A obra de Paulo Bruscky se caracteriza pela utilização de novos meios. Desde 1966, publica desenhos, mas também estuda pintura e gravura, além de ter frequentado o ateliê do pai, que fazia ampliação de fotografias.
Trabalhando em instituições públicas, como a Fundação Joaquim Nabuco, utilizou as próprias ferramentas do emprego – carimbos, envelopes e documentos – em suas peças. Suportes efêmeros como xerox, fax, papéis de carta e heliografias, entre outros materiais, deram vida aos projetos e ao pensamento crítico de Paulo Bruscky. Faz parcerias com artistas como Daniel Santiago e se corresponde com integrantes dos grupos Fluxus, possuindo em seu acervo documental o maior acervo de trabalhos originais desses grupos na América Latina.

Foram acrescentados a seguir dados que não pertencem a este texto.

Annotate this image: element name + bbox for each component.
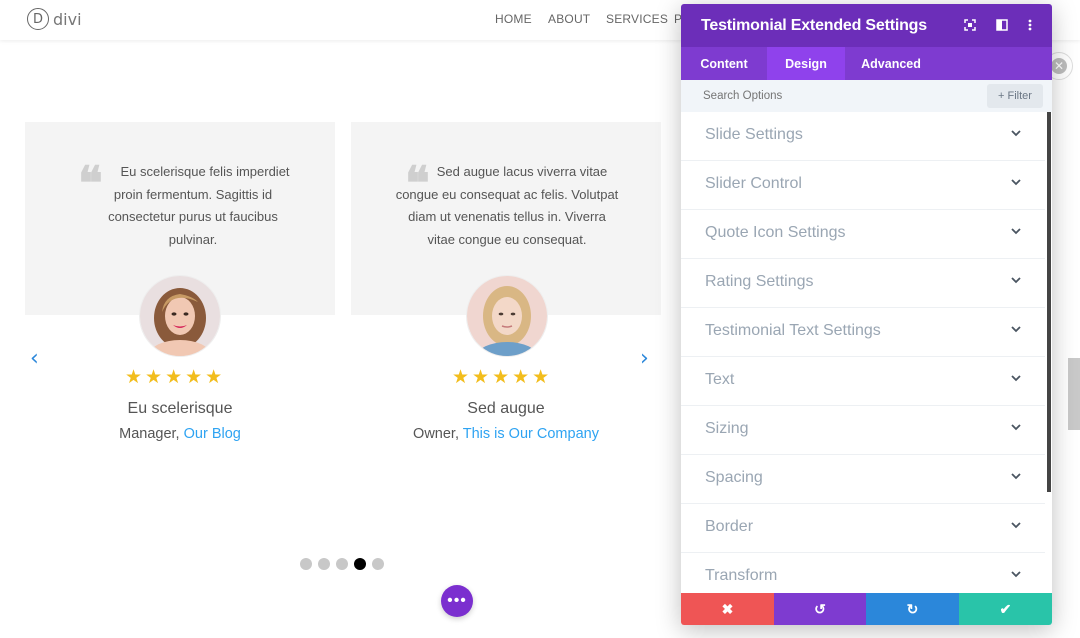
chevron-down-icon	[1011, 424, 1021, 431]
quote-line: Sed augue lacus viverra vitae	[436, 164, 608, 179]
redo-button[interactable]: ↻	[866, 593, 959, 625]
pagination-dot[interactable]	[318, 558, 330, 570]
section-label: Slider Control	[705, 175, 802, 192]
section-slider-control[interactable]: Slider Control	[681, 161, 1045, 210]
logo-text: divi	[53, 9, 82, 29]
section-sizing[interactable]: Sizing	[681, 406, 1045, 455]
quote-line: vitae congue eu consequat.	[427, 231, 587, 247]
search-bar: + Filter	[681, 80, 1052, 112]
panel-scrollbar[interactable]	[1047, 112, 1051, 492]
section-label: Sizing	[705, 420, 749, 437]
chevron-down-icon	[1011, 326, 1021, 333]
site-logo[interactable]: D divi	[27, 7, 82, 31]
tab-design[interactable]: Design	[767, 47, 845, 80]
testimonial-role: Owner, This is Our Company	[351, 426, 661, 442]
filter-button[interactable]: + Filter	[987, 84, 1043, 108]
quote-line: congue eu consequat ac felis. Volutpat	[395, 186, 619, 202]
company-link[interactable]: Our Blog	[184, 426, 241, 442]
panel-tabs: Content Design Advanced	[681, 47, 1052, 80]
role-label: Manager,	[119, 426, 180, 442]
section-label: Text	[705, 371, 735, 388]
section-text[interactable]: Text	[681, 357, 1045, 406]
testimonial-role: Manager, Our Blog	[25, 426, 335, 442]
section-label: Quote Icon Settings	[705, 224, 846, 241]
section-label: Border	[705, 518, 754, 535]
nav-home[interactable]: HOME	[495, 12, 532, 26]
chevron-down-icon	[1011, 375, 1021, 382]
logo-mark: D	[27, 8, 49, 30]
pagination-dot[interactable]	[336, 558, 348, 570]
rating-stars: ★★★★★	[125, 367, 226, 388]
chevron-down-icon	[1011, 130, 1021, 137]
slider-next-arrow[interactable]: ›	[640, 348, 649, 370]
avatar-woman-smiling	[140, 276, 220, 356]
tab-content[interactable]: Content	[681, 47, 767, 80]
section-border[interactable]: Border	[681, 504, 1045, 553]
quote-line: proin fermentum. Sagittis id	[113, 186, 273, 202]
section-rating-settings[interactable]: Rating Settings	[681, 259, 1045, 308]
builder-menu-button[interactable]: •••	[441, 585, 473, 617]
avatar	[139, 275, 221, 357]
close-icon: ✕	[1051, 58, 1067, 74]
nav-services[interactable]: SERVICES	[606, 12, 668, 26]
slider-pagination	[300, 558, 384, 570]
settings-section-list: Slide Settings Slider Control Quote Icon…	[681, 112, 1052, 594]
chevron-down-icon	[1011, 571, 1021, 578]
section-label: Testimonial Text Settings	[705, 322, 881, 339]
quote-line: Eu scelerisque felis imperdiet	[120, 164, 290, 179]
section-testimonial-text-settings[interactable]: Testimonial Text Settings	[681, 308, 1045, 357]
quote-line: diam ut venenatis tellus in. Viverra	[408, 209, 606, 224]
panel-title: Testimonial Extended Settings	[701, 17, 927, 34]
fullscreen-icon[interactable]	[962, 17, 978, 33]
nav-about[interactable]: ABOUT	[548, 12, 590, 26]
page-scrollbar[interactable]	[1068, 358, 1080, 430]
chevron-down-icon	[1011, 228, 1021, 235]
section-label: Spacing	[705, 469, 763, 486]
panel-footer: ✖ ↺ ↻ ✔	[681, 593, 1052, 625]
section-label: Rating Settings	[705, 273, 814, 290]
search-input[interactable]	[703, 88, 903, 104]
pagination-dot[interactable]	[372, 558, 384, 570]
section-transform[interactable]: Transform	[681, 553, 1045, 594]
section-label: Transform	[705, 567, 778, 584]
split-view-icon[interactable]	[994, 17, 1010, 33]
testimonial-quote-2: Sed augue lacus viverra vitae congue eu …	[382, 161, 632, 251]
rating-stars: ★★★★★	[452, 367, 553, 388]
more-options-icon[interactable]	[1022, 17, 1038, 33]
save-button[interactable]: ✔	[959, 593, 1052, 625]
panel-header: Testimonial Extended Settings	[681, 4, 1052, 47]
slider-prev-arrow[interactable]: ‹	[30, 348, 39, 370]
section-slide-settings[interactable]: Slide Settings	[681, 112, 1045, 161]
testimonial-name: Sed augue	[467, 400, 545, 417]
chevron-down-icon	[1011, 179, 1021, 186]
chevron-down-icon	[1011, 277, 1021, 284]
undo-button[interactable]: ↺	[774, 593, 866, 625]
section-label: Slide Settings	[705, 126, 803, 143]
quote-line: pulvinar.	[168, 231, 218, 247]
chevron-down-icon	[1011, 522, 1021, 529]
section-quote-icon-settings[interactable]: Quote Icon Settings	[681, 210, 1045, 259]
quote-line: consectetur purus ut faucibus	[108, 209, 278, 224]
pagination-dot[interactable]	[300, 558, 312, 570]
chevron-down-icon	[1011, 473, 1021, 480]
role-label: Owner,	[413, 426, 459, 442]
pagination-dot-active[interactable]	[354, 558, 366, 570]
avatar	[466, 275, 548, 357]
testimonial-quote-1: Eu scelerisque felis imperdiet proin fer…	[88, 161, 298, 251]
avatar-woman-blonde	[467, 276, 547, 356]
company-link[interactable]: This is Our Company	[463, 426, 599, 442]
testimonial-name: Eu scelerisque	[127, 400, 233, 417]
tab-advanced[interactable]: Advanced	[845, 47, 937, 80]
settings-panel: Testimonial Extended Settings Content De…	[681, 4, 1052, 625]
section-spacing[interactable]: Spacing	[681, 455, 1045, 504]
discard-button[interactable]: ✖	[681, 593, 774, 625]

A política é um dos eixos de produção de Bruscky, sobretudo durante o regime militar brasileiro (1964-84). Assim, o artista assina, com Santiago, ações incômodas como Enterro aquático 1, em 1972 – um caixão funerário lançado no rio Capiberibe, boiando com a inscrição “ARTE” sobre o tampo.
Em 1981, o artista recebe o prêmio Guggenheim de artes visuais e, no ano seguinte, realiza pesquisas, como atividades da bolsa, em telecopier e xerofilmes na sede da Xerox, em Nova York. Em 2004, ganha sala especial na 26a Bienal de São Paulo, e transporta o próprio ateliê para o pavilhão projetado por Niemeyer, recebendo numerosas críticas positivas. Bruscky também participou da 29a Bienal de São Paulo, em setembro de 2010.